On the other hand, consumer product companies with loyal brand followings are great candidates for a recap, he said, both because they have a broad customer base and because such companies are attractive buyout targets for larger companies. That adds an extra layer of security to the loan: Lenders don’t just want to make sure the company can service the debt, they also want to feel confident that there are buyers out there who will pay enough for the company to pay off the whole loan. With Ebitda multiples as high as they are, that has to be a big check.

“If you’re lending at six times, you’d like to believe there would be buyers for the company at least 10 times Ebitda,” the West L.A. manager said.

But he stressed that what’s most important are the basics: solid growth and low volatility.

“You don’t need to be growing at 20 percent,” he said. “You just need to show a stable, reasonable growth rate. That’s what lenders are looking for: stability and recurring stability.”

Capital partners

Once a good candidate for a recap has its finances in order, the next step is to find a lender.

That search used to begin and end at the local bank. Banks are still an option, but there are also business development companies, private funds that originate debt and a seemingly infinite number of alternative financiers. One of the consequences of tightened bank lending standards is that the market for unregulated lenders that are able to take on more risk has expanded. And the higher yields on some dividend recap deals make it a line of business they increasingly want to pursue.

Commercial banks generally can’t issue debt at more than four times Ebitda. Alternative lenders are there to make up the difference, offering debt beyond what banks offer, though they sometimes finance entire deals themselves.

In a one-stop scenario like that, an alternative lender might provide financing at six times of Ebitda at an interest rate somewhere between 7.5 percent and 9 percent.

Raising the same amount of money through a more traditional route involves getting two separate loans: the first for up to four times Ebitda in senior debt from a commercial bank at about 3.5 percent or 4 percent interest; the second for an additional one or two times Ebitda in junior debt from an alternative lender at upwards of 10 percent.

But higher multiples and easy terms have an obvious downside.

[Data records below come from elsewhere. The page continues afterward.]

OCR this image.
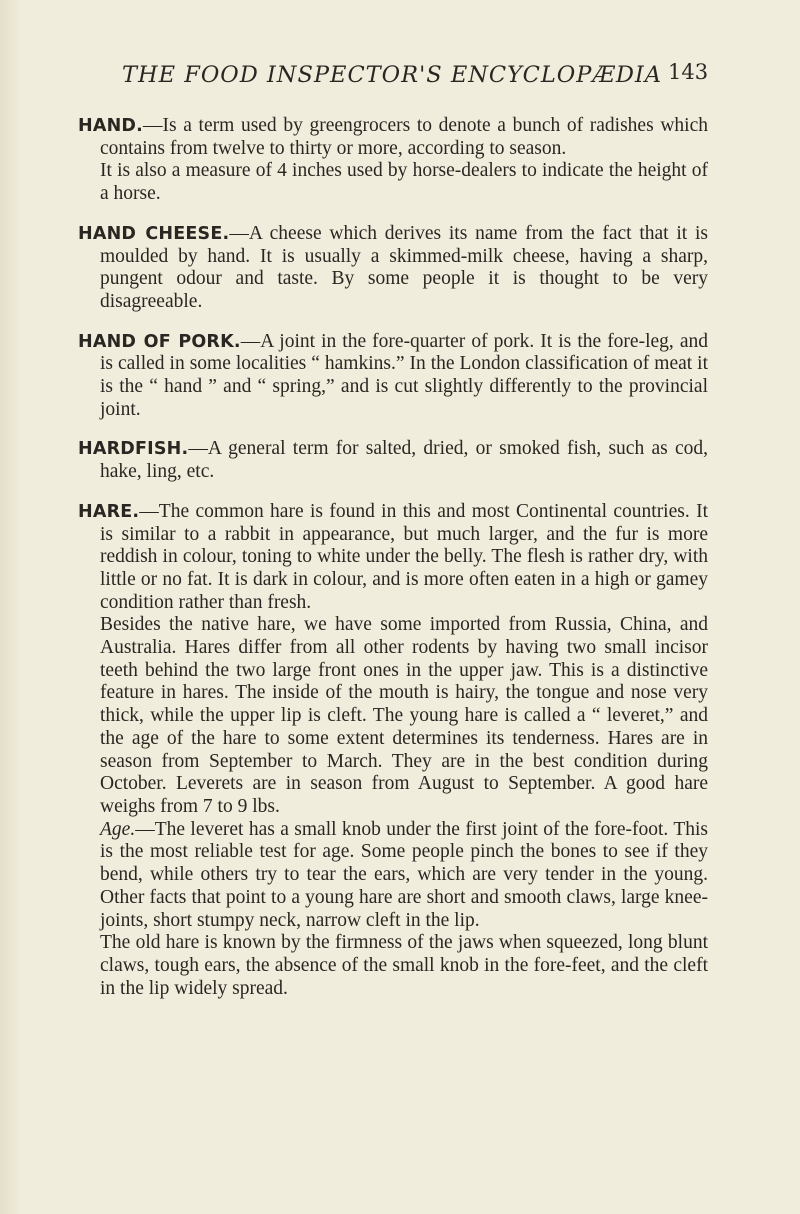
THE FOOD INSPECTOR'S ENCYCLOPÆDIA 143

HAND.—Is a term used by greengrocers to denote a bunch of radishes which contains from twelve to thirty or more, according to season.

It is also a measure of 4 inches used by horse-dealers to indicate the height of a horse.

HAND CHEESE.—A cheese which derives its name from the fact that it is moulded by hand. It is usually a skimmed-milk cheese, having a sharp, pungent odour and taste. By some people it is thought to be very disagreeable.

HAND OF PORK.—A joint in the fore-quarter of pork. It is the fore-leg, and is called in some localities “ hamkins.” In the London classification of meat it is the “ hand ” and “ spring,” and is cut slightly differently to the provincial joint.

HARDFISH.—A general term for salted, dried, or smoked fish, such as cod, hake, ling, etc.

HARE.—The common hare is found in this and most Continental countries. It is similar to a rabbit in appearance, but much larger, and the fur is more reddish in colour, toning to white under the belly. The flesh is rather dry, with little or no fat. It is dark in colour, and is more often eaten in a high or gamey condition rather than fresh.

Besides the native hare, we have some imported from Russia, China, and Australia. Hares differ from all other rodents by having two small incisor teeth behind the two large front ones in the upper jaw. This is a distinctive feature in hares. The inside of the mouth is hairy, the tongue and nose very thick, while the upper lip is cleft. The young hare is called a “ leveret,” and the age of the hare to some extent determines its tenderness. Hares are in season from September to March. They are in the best condition during October. Leverets are in season from August to September. A good hare weighs from 7 to 9 lbs.

Age.—The leveret has a small knob under the first joint of the fore-foot. This is the most reliable test for age. Some people pinch the bones to see if they bend, while others try to tear the ears, which are very tender in the young. Other facts that point to a young hare are short and smooth claws, large knee-joints, short stumpy neck, narrow cleft in the lip.

The old hare is known by the firmness of the jaws when squeezed, long blunt claws, tough ears, the absence of the small knob in the fore-feet, and the cleft in the lip widely spread.
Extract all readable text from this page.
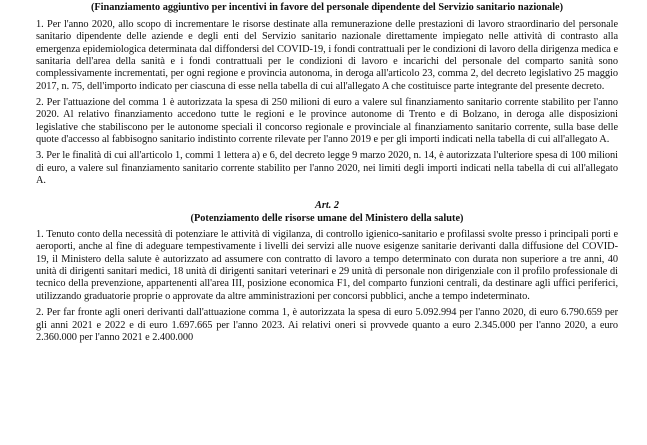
(Finanziamento aggiuntivo per incentivi in favore del personale dipendente del Servizio sanitario nazionale)

1. Per l'anno 2020, allo scopo di incrementare le risorse destinate alla remunerazione delle prestazioni di lavoro straordinario del personale sanitario dipendente delle aziende e degli enti del Servizio sanitario nazionale direttamente impiegato nelle attività di contrasto alla emergenza epidemiologica determinata dal diffondersi del COVID-19, i fondi contrattuali per le condizioni di lavoro della dirigenza medica e sanitaria dell'area della sanità e i fondi contrattuali per le condizioni di lavoro e incarichi del personale del comparto sanità sono complessivamente incrementati, per ogni regione e provincia autonoma, in deroga all'articolo 23, comma 2, del decreto legislativo 25 maggio 2017, n. 75, dell'importo indicato per ciascuna di esse nella tabella di cui all'allegato A che costituisce parte integrante del presente decreto.

2. Per l'attuazione del comma 1 è autorizzata la spesa di 250 milioni di euro a valere sul finanziamento sanitario corrente stabilito per l'anno 2020. Al relativo finanziamento accedono tutte le regioni e le province autonome di Trento e di Bolzano, in deroga alle disposizioni legislative che stabiliscono per le autonome speciali il concorso regionale e provinciale al finanziamento sanitario corrente, sulla base delle quote d'accesso al fabbisogno sanitario indistinto corrente rilevate per l'anno 2019 e per gli importi indicati nella tabella di cui all'allegato A.

3. Per le finalità di cui all'articolo 1, commi 1 lettera a) e 6, del decreto legge 9 marzo 2020, n. 14, è autorizzata l'ulteriore spesa di 100 milioni di euro, a valere sul finanziamento sanitario corrente stabilito per l'anno 2020, nei limiti degli importi indicati nella tabella di cui all'allegato A.

Art. 2

(Potenziamento delle risorse umane del Ministero della salute)

1. Tenuto conto della necessità di potenziare le attività di vigilanza, di controllo igienico-sanitario e profilassi svolte presso i principali porti e aeroporti, anche al fine di adeguare tempestivamente i livelli dei servizi alle nuove esigenze sanitarie derivanti dalla diffusione del COVID-19, il Ministero della salute è autorizzato ad assumere con contratto di lavoro a tempo determinato con durata non superiore a tre anni, 40 unità di dirigenti sanitari medici, 18 unità di dirigenti sanitari veterinari e 29 unità di personale non dirigenziale con il profilo professionale di tecnico della prevenzione, appartenenti all'area III, posizione economica F1, del comparto funzioni centrali, da destinare agli uffici periferici, utilizzando graduatorie proprie o approvate da altre amministrazioni per concorsi pubblici, anche a tempo indeterminato.

2. Per far fronte agli oneri derivanti dall'attuazione comma 1, è autorizzata la spesa di euro 5.092.994 per l'anno 2020, di euro 6.790.659 per gli anni 2021 e 2022 e di euro 1.697.665 per l'anno 2023. Ai relativi oneri si provvede quanto a euro 2.345.000 per l'anno 2020, a euro 2.360.000 per l'anno 2021 e 2.400.000
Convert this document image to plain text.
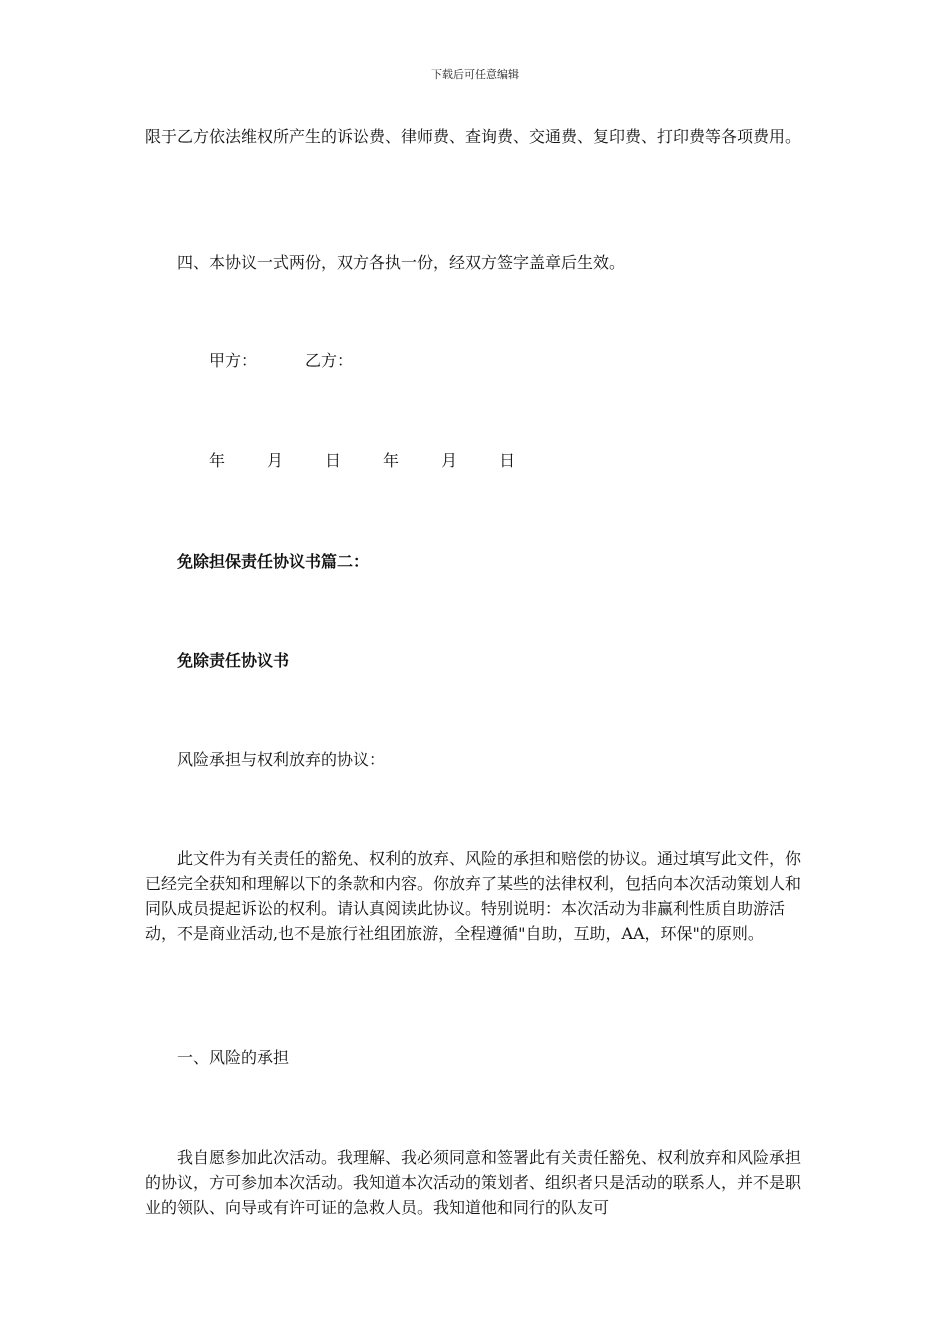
下载后可任意编辑

限于乙方依法维权所产生的诉讼费、律师费、查询费、交通费、复印费、打印费等各项费用。

四、本协议一式两份，双方各执一份，经双方签字盖章后生效。

甲方：	乙方：
年	月	日	年	月	日
免除担保责任协议书篇二：
免除责任协议书

风险承担与权利放弃的协议：

此文件为有关责任的豁免、权利的放弃、风险的承担和赔偿的协议。通过填写此文件，你已经完全获知和理解以下的条款和内容。你放弃了某些的法律权利，包括向本次活动策划人和同队成员提起诉讼的权利。请认真阅读此协议。特别说明：本次活动为非赢利性质自助游活动，不是商业活动,也不是旅行社组团旅游，全程遵循"自助，互助，AA，环保"的原则。

一、风险的承担

我自愿参加此次活动。我理解、我必须同意和签署此有关责任豁免、权利放弃和风险承担的协议，方可参加本次活动。我知道本次活动的策划者、组织者只是活动的联系人，并不是职业的领队、向导或有许可证的急救人员。我知道他和同行的队友可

As many Americans discovered after they maxed out home equity loans as the real estate market crashed, businesses are less able to withstand bumps in the road when a lot of their cash flow immediately goes into interest payments.

“Some people try to push the leverage multiple, but the vast majority do consider the fact that they’re potentially taking only part of the value off the table,” Houlihan’s Ryan said. “If they have a deal that’s too leveraged or too restrictive, and there is even a minor hiccup in the business, they’ve got a bigger problem.”

However, the people currently pushing the envelope are yield-hungry lenders, not greedy borrowers.

“It’s really been driven by the credit markets,” the West L.A. manager said. “They are as frothy and aggressive as they’ve been, definitely similar to 2007, maybe worse.”

Then again, it’s hard to blame business owners and equity sponsors for getting it while the getting is good.

“If the market’s willing to give you the money and is willing to provide liberal terms and attractive leverage,” Ryan asked, “why not take advantage of it?”